The NSPCA called upon Dr Shawn Morris, an experienced veterinarian and feedlot expert in South Africa, to attend an inspection of the loading site on the harbour, as well as the vessel itself following the NSPCA’s horrific findings on board the vessel and during the loading process.
“Having had an opportunity to attend the unloading on the Al-Shuwaikh on Thursday evening and having been granted access to the vessel itself, it was evident that the Department of Agriculture, Land Reform and Rural Development’s (DALRRD) lack of concern and more importantly, their absence at the loading point as well as on the vessel (save for short periods of time) is of serious concern”, said Dr Morris, “I would describe the role of DALRRD as nothing more than window dressing”.

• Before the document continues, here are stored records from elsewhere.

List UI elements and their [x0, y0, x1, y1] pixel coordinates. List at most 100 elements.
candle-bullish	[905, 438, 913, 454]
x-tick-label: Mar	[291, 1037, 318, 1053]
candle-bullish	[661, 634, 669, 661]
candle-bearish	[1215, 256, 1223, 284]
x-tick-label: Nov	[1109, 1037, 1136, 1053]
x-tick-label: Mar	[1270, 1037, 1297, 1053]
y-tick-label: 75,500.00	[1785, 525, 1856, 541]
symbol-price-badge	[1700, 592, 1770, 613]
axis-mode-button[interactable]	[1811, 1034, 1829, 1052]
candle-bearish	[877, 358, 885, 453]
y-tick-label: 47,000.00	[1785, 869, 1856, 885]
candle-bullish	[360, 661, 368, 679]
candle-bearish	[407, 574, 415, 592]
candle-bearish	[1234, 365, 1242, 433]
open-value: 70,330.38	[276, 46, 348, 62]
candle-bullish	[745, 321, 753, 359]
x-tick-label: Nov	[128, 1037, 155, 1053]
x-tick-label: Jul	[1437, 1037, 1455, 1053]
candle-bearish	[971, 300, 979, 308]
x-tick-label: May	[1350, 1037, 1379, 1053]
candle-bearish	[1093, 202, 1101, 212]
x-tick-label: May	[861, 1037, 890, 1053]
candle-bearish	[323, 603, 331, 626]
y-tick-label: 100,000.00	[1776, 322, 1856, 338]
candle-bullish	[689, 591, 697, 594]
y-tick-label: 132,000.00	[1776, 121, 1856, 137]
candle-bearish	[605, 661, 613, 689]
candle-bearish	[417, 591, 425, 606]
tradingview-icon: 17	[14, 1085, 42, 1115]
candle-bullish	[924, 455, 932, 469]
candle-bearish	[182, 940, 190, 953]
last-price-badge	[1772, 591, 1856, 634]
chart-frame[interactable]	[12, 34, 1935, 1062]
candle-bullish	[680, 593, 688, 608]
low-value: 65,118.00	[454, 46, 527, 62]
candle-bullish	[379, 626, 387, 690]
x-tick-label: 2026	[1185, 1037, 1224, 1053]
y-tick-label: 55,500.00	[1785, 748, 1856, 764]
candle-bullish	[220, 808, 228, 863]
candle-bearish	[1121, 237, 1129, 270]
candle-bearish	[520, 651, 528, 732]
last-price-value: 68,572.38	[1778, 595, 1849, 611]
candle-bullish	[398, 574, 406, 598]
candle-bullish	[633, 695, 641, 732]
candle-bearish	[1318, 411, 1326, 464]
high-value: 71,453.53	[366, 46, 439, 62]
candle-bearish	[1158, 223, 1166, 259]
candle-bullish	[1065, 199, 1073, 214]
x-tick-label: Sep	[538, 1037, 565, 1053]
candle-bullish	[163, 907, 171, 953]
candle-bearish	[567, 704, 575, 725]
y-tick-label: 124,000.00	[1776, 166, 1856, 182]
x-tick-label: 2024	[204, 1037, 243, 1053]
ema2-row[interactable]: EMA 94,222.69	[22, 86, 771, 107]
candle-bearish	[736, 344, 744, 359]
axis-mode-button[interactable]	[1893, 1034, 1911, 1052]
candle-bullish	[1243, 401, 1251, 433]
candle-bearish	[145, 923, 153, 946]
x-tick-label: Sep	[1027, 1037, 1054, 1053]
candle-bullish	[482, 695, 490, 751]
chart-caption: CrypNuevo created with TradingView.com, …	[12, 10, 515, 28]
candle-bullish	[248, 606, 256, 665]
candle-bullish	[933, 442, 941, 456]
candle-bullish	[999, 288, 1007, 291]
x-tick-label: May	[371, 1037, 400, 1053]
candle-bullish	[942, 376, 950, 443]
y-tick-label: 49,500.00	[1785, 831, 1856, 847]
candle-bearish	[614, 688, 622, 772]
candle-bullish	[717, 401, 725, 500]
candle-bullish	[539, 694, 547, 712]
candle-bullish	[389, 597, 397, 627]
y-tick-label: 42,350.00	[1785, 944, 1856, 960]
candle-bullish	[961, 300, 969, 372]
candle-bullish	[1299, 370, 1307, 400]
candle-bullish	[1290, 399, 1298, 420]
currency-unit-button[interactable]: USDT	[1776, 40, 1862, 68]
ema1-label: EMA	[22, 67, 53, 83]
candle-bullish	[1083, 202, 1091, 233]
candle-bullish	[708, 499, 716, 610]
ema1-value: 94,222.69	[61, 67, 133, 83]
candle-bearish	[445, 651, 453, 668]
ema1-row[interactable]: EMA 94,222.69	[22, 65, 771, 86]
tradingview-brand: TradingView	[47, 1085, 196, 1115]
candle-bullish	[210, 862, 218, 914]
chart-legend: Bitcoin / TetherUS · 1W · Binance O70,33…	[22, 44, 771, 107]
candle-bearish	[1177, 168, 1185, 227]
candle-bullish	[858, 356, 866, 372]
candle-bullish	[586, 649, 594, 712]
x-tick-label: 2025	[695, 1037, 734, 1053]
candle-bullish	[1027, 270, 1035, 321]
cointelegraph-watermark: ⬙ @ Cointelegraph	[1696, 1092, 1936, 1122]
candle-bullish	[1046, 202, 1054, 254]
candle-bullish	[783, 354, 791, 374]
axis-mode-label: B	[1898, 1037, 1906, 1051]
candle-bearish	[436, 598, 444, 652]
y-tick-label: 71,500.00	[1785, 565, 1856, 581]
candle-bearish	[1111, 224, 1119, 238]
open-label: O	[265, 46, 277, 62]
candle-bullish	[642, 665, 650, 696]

The NSPCA asked Dr Morris to describe this shipment, and others like it, using one word, his response was “disaster”.
The only authority in attendance during the entire loading operation at both the feedlot and on the harbour was the NSPCA, with the assistance of Eastern Cape SPCAs, whose personnel, including their veterinarian worked around the clock to ensure that no sick, injured or lame animals were loaded, clearly a role that should have been fulfilled by DALRRD veterinarians – especially if welfare was a primary concern.
“Our authorities, in my opinion, have not given enough thought and consideration to the problem at hand and have certainly not applied their minds when it comes to the welfare of the animals” explained Dr Morris, “the authorities, in this instance, DALRRD, who have the powers vested on them should do the right thing and not simply turn a blind eye when it comes to animal welfare.”
The NSPCA will be laying charges in terms of the Animals Protection Act No 71 of 1962 against the South African Government, including the Provincial Government, as well as animal cruelty charges, assault charges and multiple charges of obstruction against the personnel that handled the animals inhumanely, those that assaulted and hindered NSPCA Inspectors from fulfilling their duties, and personnel of Al Mawashi who have a registered company in South Africa.
Furthermore, the NSPCA will take the necessary legal action to ensure that there is an end to the unacceptable and unnecessary cruelty involved in the live export trade.
“Seeing the suffering of these sheep even before their departure, and watching the Al-Shuwaikh depart has been heart breaking, but it has also affirmed our determination. We may have lost this battle – but we have not lost the war. We will do everything in our power to ensure that no animal is ever loaded on board these death ships again” said Wilson.